In seguito la Legge 64/2001[22] ha istitutito il servizio civile nazionale, definito espressamente “finalizzato a concorrere, in alternativa al servizio militare obbligatorio, alla difesa della Patria con mezzi e attività non militari”; nella stessa legge si prevede (art. 9) la possibilità di svolgere servizio civile all'estero “in strutture per interventi di pacificazione e cooperazione fra i popoli”;
Ancora, il D.P.C.M. 18.02.2004[23] ha disposto l'insediamento del Comitato di Consulenza per la Difesa Civile Non Armata e Nonviolenta presso l'Ufficio per il Servizio Civile Nazionale (UNSC)[24], con funzioni di ricerca, formazione e informazione sulla DPN. Infine, la sentenza della Corte Costituzionale 228/2004[25] del 16.07.2004 secondo cui anche il nuovo Servizio Civile Volontario è parte integrante del dovere di difesa della patria (art. 52).
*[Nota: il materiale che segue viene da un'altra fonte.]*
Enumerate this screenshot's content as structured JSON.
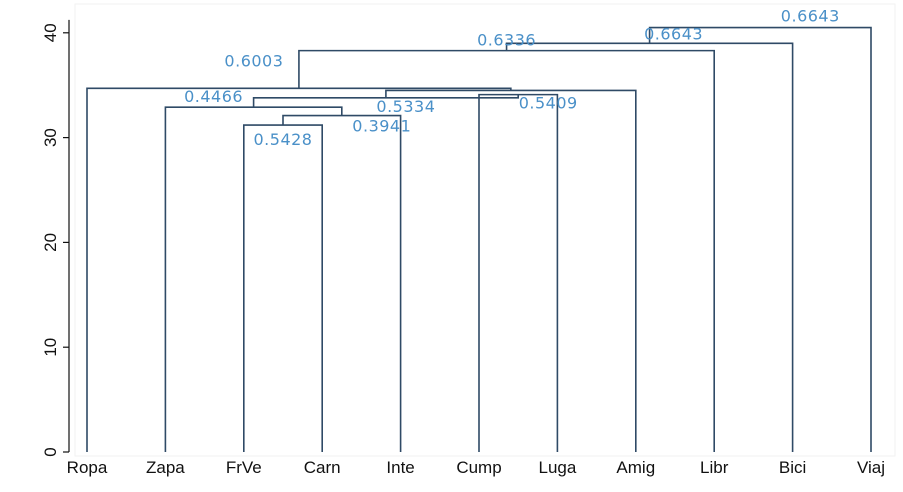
{
  "chart_data": {
    "type": "dendrogram",
    "title": "",
    "xlabel": "",
    "ylabel": "",
    "ylim": [
      0,
      42
    ],
    "y_ticks": [
      0,
      10,
      20,
      30,
      40
    ],
    "y_tick_labels": [
      "0",
      "10",
      "20",
      "30",
      "40"
    ],
    "grid": false,
    "legend": "none",
    "leaves": [
      "Ropa",
      "Zapa",
      "FrVe",
      "Carn",
      "Inte",
      "Cump",
      "Luga",
      "Amig",
      "Libr",
      "Bici",
      "Viaj"
    ],
    "merges": [
      {
        "id": "m1",
        "left": "FrVe",
        "right": "Carn",
        "height": 31.2,
        "label": "0.5428"
      },
      {
        "id": "m2",
        "left": "m1",
        "right": "Inte",
        "height": 32.1,
        "label": "0.3941"
      },
      {
        "id": "m3",
        "left": "Zapa",
        "right": "m2",
        "height": 32.9,
        "label": "0.4466"
      },
      {
        "id": "m4",
        "left": "Cump",
        "right": "Luga",
        "height": 34.1,
        "label": "0.5409"
      },
      {
        "id": "m5",
        "left": "m3",
        "right": "m4",
        "height": 33.8,
        "label": "0.5334"
      },
      {
        "id": "m6",
        "left": "m5",
        "right": "Amig",
        "height": 34.5,
        "label": ""
      },
      {
        "id": "m7",
        "left": "Ropa",
        "right": "m6",
        "height": 34.7,
        "label": "0.6003"
      },
      {
        "id": "m8",
        "left": "m7",
        "right": "Libr",
        "height": 38.3,
        "label": "0.6336"
      },
      {
        "id": "m9",
        "left": "m8",
        "right": "Bici",
        "height": 39.0,
        "label": "0.6643"
      },
      {
        "id": "m10",
        "left": "m9",
        "right": "Viaj",
        "height": 40.5,
        "label": "0.6643"
      }
    ],
    "colors": {
      "branch": "#2f4a66",
      "node_label": "#4a90c8",
      "axis": "#111111"
    }
  }
}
L'istituzione della legge, nella legge finanziaria del 2006, che permette di destinare il cinque per mille dell'imposta IRPEF alle associazioni con attività socialmente rilevanti può essere considerato un altro risultato indirettamente raggiunto dalla campagna. In questo modo gli aderenti hanno la garanzia che almeno una parte della loro fiscalità è utilizzata per motivi pacifici.
La promulgazione di queste leggi, unita alle sempre maggiori difficoltà di aderire materialmente alla campagna grazie all'avvento della dichiarazione dei redditi semplificata per i lavoratori dipendenti, ha portato le associazioni fondatrici Movimento Internazionale di Riconciliazione e Movimento nonviolento a lasciare la campagna nel 1999, sostituite dall'arrivo di altre (Beati i costruttori di pace e Associazione Comunità Papa Giovanni XXIII) interessate all'applicazione della legge 230 per portare i propri obiettori nelle zone di conflitto. Dopo il 2010 la campagna perde parte della sua capacità propulsiva e si trasforma lentamente in una campagna antimilitarista, dotata di un'assemblea nazionale e di un comitato politico.